Several past reports have suggested the possibility of improvement in rocuronium-induced anaphylaxis by the administration of sugammadex [48‐51], based on the speculation that by encapsulating rocuronium, sugammadex might offer a novel treatment to reverse anaphylaxis caused by NMBAs. Central to this hypothesis is whether or not the allergenic ammonium groups of NMBAs are still able to interact with the complementary IgE-antibodies once the NMBA is encapsulated [52, 53]. Another issue is whether or not encapsulation of rocuronium by sugammadex may prevent further mediator release from the mast cells and basophils. Some investigators performed laboratory experiments to answer these questions [53‐56]. Molecular models indicated that the determinants of hypersensitivity may still be accessible to binding [53, 54]. In addition, CD63 expression, a marker of basophil activation, could not be blocked when sugammadex was added after basophils had already been activated by rocuronium [55]. Studies using a cutaneous model similarly concluded that sugammadex is unlikely to significantly modify the clinical course of an established allergic reaction [40]. In contrast to these evidences from laboratory settings, a review that summarized 11 cases from seven different countries demonstrated recovery from anaphylaxis after sugammadex administration [13]. Some authors believe that the timing of recovery in relation to the drug’s administration and the rapidity and extent of recovery support the efficacy of sugammadex [50]. There are several hypotheses to explain the discrepancy between evidences from clinical and laboratory settings, including that administration of sugammadex and alleviation of symptoms may have coincided with the beneficial effects of the already-instituted therapy with adrenaline injection and fluid resuscitation [48]. A recent report that retrospectively analyzed 13 cases of presumed rocuronium-induced anaphylaxis concluded that sugammadex does not modify the clinical course of a suspected hypersensitivity reaction [57]. The authors raised the hypothesis that sugammadex administration on anaphylaxis improves cardiac preload after increasing muscle tone by reversing neuromuscular blockade.

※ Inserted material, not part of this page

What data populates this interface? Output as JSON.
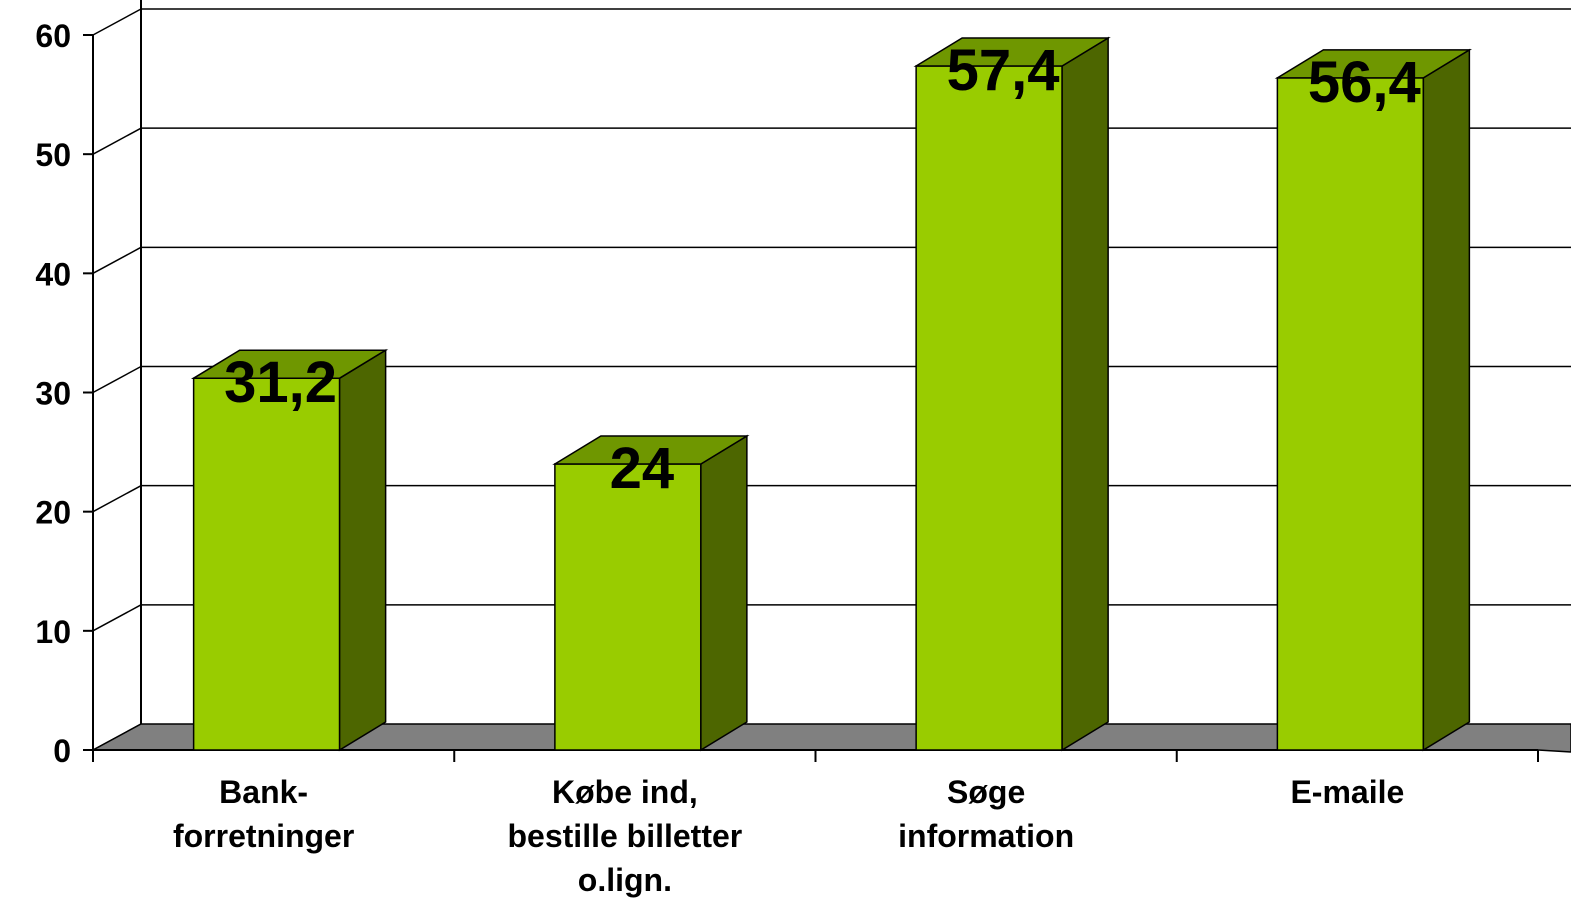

Moreover, they cautioned against including sugammadex in anaphylaxis-treatment algorithms [57]. Further studies may be still needed to put an end to this debate.

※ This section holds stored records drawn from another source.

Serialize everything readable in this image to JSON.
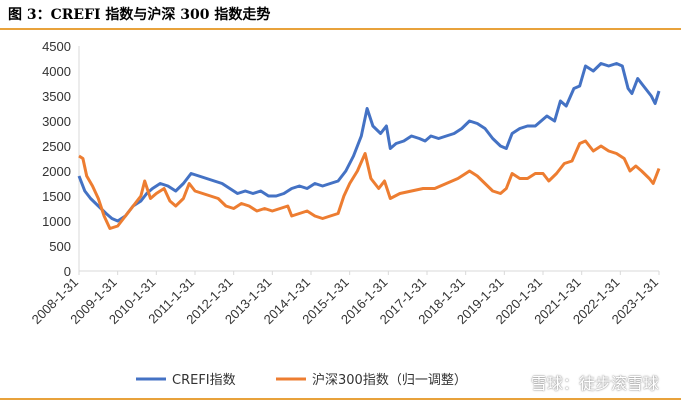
{
  "figure": {
    "title": "图 3：CREFI 指数与沪深 300 指数走势"
  },
  "watermark": "雪球：徒步滚雪球",
  "chart_data": {
    "type": "line",
    "ylim": [
      0,
      4500
    ],
    "yticks": [
      0,
      500,
      1000,
      1500,
      2000,
      2500,
      3000,
      3500,
      4000,
      4500
    ],
    "xticks": [
      "2008-1-31",
      "2009-1-31",
      "2010-1-31",
      "2011-1-31",
      "2012-1-31",
      "2013-1-31",
      "2014-1-31",
      "2015-1-31",
      "2016-1-31",
      "2017-1-31",
      "2018-1-31",
      "2019-1-31",
      "2020-1-31",
      "2021-1-31",
      "2022-1-31",
      "2023-1-31"
    ],
    "xrange": [
      2008.0,
      2023.0
    ],
    "grid": false,
    "legend_position": "bottom",
    "series": [
      {
        "name": "CREFI指数",
        "color": "#4472c4",
        "points": [
          [
            2008.0,
            1900
          ],
          [
            2008.15,
            1600
          ],
          [
            2008.3,
            1450
          ],
          [
            2008.5,
            1300
          ],
          [
            2008.7,
            1150
          ],
          [
            2008.85,
            1050
          ],
          [
            2009.0,
            1000
          ],
          [
            2009.2,
            1100
          ],
          [
            2009.4,
            1300
          ],
          [
            2009.6,
            1400
          ],
          [
            2009.75,
            1550
          ],
          [
            2009.9,
            1650
          ],
          [
            2010.1,
            1750
          ],
          [
            2010.3,
            1700
          ],
          [
            2010.5,
            1600
          ],
          [
            2010.7,
            1750
          ],
          [
            2010.9,
            1950
          ],
          [
            2011.1,
            1900
          ],
          [
            2011.3,
            1850
          ],
          [
            2011.5,
            1800
          ],
          [
            2011.7,
            1750
          ],
          [
            2011.9,
            1650
          ],
          [
            2012.1,
            1550
          ],
          [
            2012.3,
            1600
          ],
          [
            2012.5,
            1550
          ],
          [
            2012.7,
            1600
          ],
          [
            2012.9,
            1500
          ],
          [
            2013.1,
            1500
          ],
          [
            2013.3,
            1550
          ],
          [
            2013.5,
            1650
          ],
          [
            2013.7,
            1700
          ],
          [
            2013.9,
            1650
          ],
          [
            2014.1,
            1750
          ],
          [
            2014.3,
            1700
          ],
          [
            2014.5,
            1750
          ],
          [
            2014.7,
            1800
          ],
          [
            2014.9,
            2000
          ],
          [
            2015.1,
            2300
          ],
          [
            2015.3,
            2700
          ],
          [
            2015.45,
            3250
          ],
          [
            2015.6,
            2900
          ],
          [
            2015.8,
            2750
          ],
          [
            2015.95,
            2900
          ],
          [
            2016.05,
            2450
          ],
          [
            2016.2,
            2550
          ],
          [
            2016.4,
            2600
          ],
          [
            2016.6,
            2700
          ],
          [
            2016.8,
            2650
          ],
          [
            2016.95,
            2600
          ],
          [
            2017.1,
            2700
          ],
          [
            2017.3,
            2650
          ],
          [
            2017.5,
            2700
          ],
          [
            2017.7,
            2750
          ],
          [
            2017.9,
            2850
          ],
          [
            2018.1,
            3000
          ],
          [
            2018.3,
            2950
          ],
          [
            2018.5,
            2850
          ],
          [
            2018.7,
            2650
          ],
          [
            2018.9,
            2500
          ],
          [
            2019.05,
            2450
          ],
          [
            2019.2,
            2750
          ],
          [
            2019.4,
            2850
          ],
          [
            2019.6,
            2900
          ],
          [
            2019.8,
            2900
          ],
          [
            2019.95,
            3000
          ],
          [
            2020.1,
            3100
          ],
          [
            2020.3,
            3000
          ],
          [
            2020.45,
            3400
          ],
          [
            2020.6,
            3300
          ],
          [
            2020.8,
            3650
          ],
          [
            2020.95,
            3700
          ],
          [
            2021.1,
            4100
          ],
          [
            2021.3,
            4000
          ],
          [
            2021.5,
            4150
          ],
          [
            2021.7,
            4100
          ],
          [
            2021.9,
            4150
          ],
          [
            2022.05,
            4100
          ],
          [
            2022.2,
            3650
          ],
          [
            2022.3,
            3550
          ],
          [
            2022.45,
            3850
          ],
          [
            2022.6,
            3700
          ],
          [
            2022.8,
            3500
          ],
          [
            2022.9,
            3350
          ],
          [
            2023.0,
            3600
          ]
        ]
      },
      {
        "name": "沪深300指数（归一调整）",
        "color": "#ed7d31",
        "points": [
          [
            2008.0,
            2300
          ],
          [
            2008.1,
            2250
          ],
          [
            2008.2,
            1900
          ],
          [
            2008.35,
            1700
          ],
          [
            2008.5,
            1450
          ],
          [
            2008.65,
            1100
          ],
          [
            2008.8,
            850
          ],
          [
            2009.0,
            900
          ],
          [
            2009.15,
            1050
          ],
          [
            2009.3,
            1200
          ],
          [
            2009.45,
            1350
          ],
          [
            2009.6,
            1500
          ],
          [
            2009.7,
            1800
          ],
          [
            2009.85,
            1450
          ],
          [
            2010.0,
            1550
          ],
          [
            2010.2,
            1650
          ],
          [
            2010.35,
            1400
          ],
          [
            2010.5,
            1300
          ],
          [
            2010.7,
            1450
          ],
          [
            2010.85,
            1750
          ],
          [
            2011.0,
            1600
          ],
          [
            2011.2,
            1550
          ],
          [
            2011.4,
            1500
          ],
          [
            2011.6,
            1450
          ],
          [
            2011.8,
            1300
          ],
          [
            2012.0,
            1250
          ],
          [
            2012.2,
            1350
          ],
          [
            2012.4,
            1300
          ],
          [
            2012.6,
            1200
          ],
          [
            2012.8,
            1250
          ],
          [
            2013.0,
            1200
          ],
          [
            2013.2,
            1250
          ],
          [
            2013.4,
            1300
          ],
          [
            2013.5,
            1100
          ],
          [
            2013.7,
            1150
          ],
          [
            2013.9,
            1200
          ],
          [
            2014.1,
            1100
          ],
          [
            2014.3,
            1050
          ],
          [
            2014.5,
            1100
          ],
          [
            2014.7,
            1150
          ],
          [
            2014.85,
            1500
          ],
          [
            2015.0,
            1750
          ],
          [
            2015.2,
            2000
          ],
          [
            2015.4,
            2350
          ],
          [
            2015.55,
            1850
          ],
          [
            2015.75,
            1650
          ],
          [
            2015.9,
            1800
          ],
          [
            2016.05,
            1450
          ],
          [
            2016.3,
            1550
          ],
          [
            2016.6,
            1600
          ],
          [
            2016.9,
            1650
          ],
          [
            2017.2,
            1650
          ],
          [
            2017.5,
            1750
          ],
          [
            2017.8,
            1850
          ],
          [
            2018.0,
            1950
          ],
          [
            2018.1,
            2000
          ],
          [
            2018.3,
            1900
          ],
          [
            2018.5,
            1750
          ],
          [
            2018.7,
            1600
          ],
          [
            2018.9,
            1550
          ],
          [
            2019.05,
            1650
          ],
          [
            2019.2,
            1950
          ],
          [
            2019.4,
            1850
          ],
          [
            2019.6,
            1850
          ],
          [
            2019.8,
            1950
          ],
          [
            2020.0,
            1950
          ],
          [
            2020.15,
            1800
          ],
          [
            2020.35,
            1950
          ],
          [
            2020.55,
            2150
          ],
          [
            2020.75,
            2200
          ],
          [
            2020.95,
            2550
          ],
          [
            2021.1,
            2600
          ],
          [
            2021.3,
            2400
          ],
          [
            2021.5,
            2500
          ],
          [
            2021.7,
            2400
          ],
          [
            2021.9,
            2350
          ],
          [
            2022.1,
            2250
          ],
          [
            2022.25,
            2000
          ],
          [
            2022.4,
            2100
          ],
          [
            2022.55,
            2000
          ],
          [
            2022.75,
            1850
          ],
          [
            2022.85,
            1750
          ],
          [
            2023.0,
            2050
          ]
        ]
      }
    ]
  }
}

As patients with NMBA anaphylaxis frequently cross-react with other NMBAs, alternative anesthetic techniques that do not require the use of muscle relaxants should be considered for subsequent operations. If this is difficult, alternative safe NMBAs should be used. Rocuronium has an intermediate risk of anaphylaxis, as its rate of cross-reactivity is less than that of succinylcholine but greater than that of vecuronium [58] (Fig. 1). A study on the cross-reactivity between NMBAs demonstrated that patients with rocuronium anaphylaxis are most likely to also test positive for succinylcholine (44 %) and vecuronium (40 %) during skin tests, while pancuronium and atracurium were also frequent cross-reactors (19 and 20 %, respectively) [2]. Cisatracurium was the least likely to cross-react, at 5 % [2]. Given the possibility of false-negative reactions in skin tests, avoidance of the use of all NMBAs in patients with a history of anaphylaxis to rocuronium seems prudent. Indeed, there are several case reports describing patients in whom false-negative skin tests led to a second severe anaphylactic reaction to another NMBA [59, 60]. If the surgical procedure requires muscle relaxation, the anesthesiologist should assess the balance of risks. In the case of sugammadex-induced anaphylaxis, it is much easier to find an alternative safe drug, such as neostigmine, which is the classical reversal agent for NMBAs. In many aspects, sugammadex is superior to classical reversal agents. However, the demerits of neostigmine are negligible compared to the risk of anaphylaxis with sugammadex. Besides avoiding the anaphylaxis-inducing agent, prudent anesthetic management, including preparation of therapeutic agents and careful monitoring, is required for patients with a past history of perioperative anaphylaxis.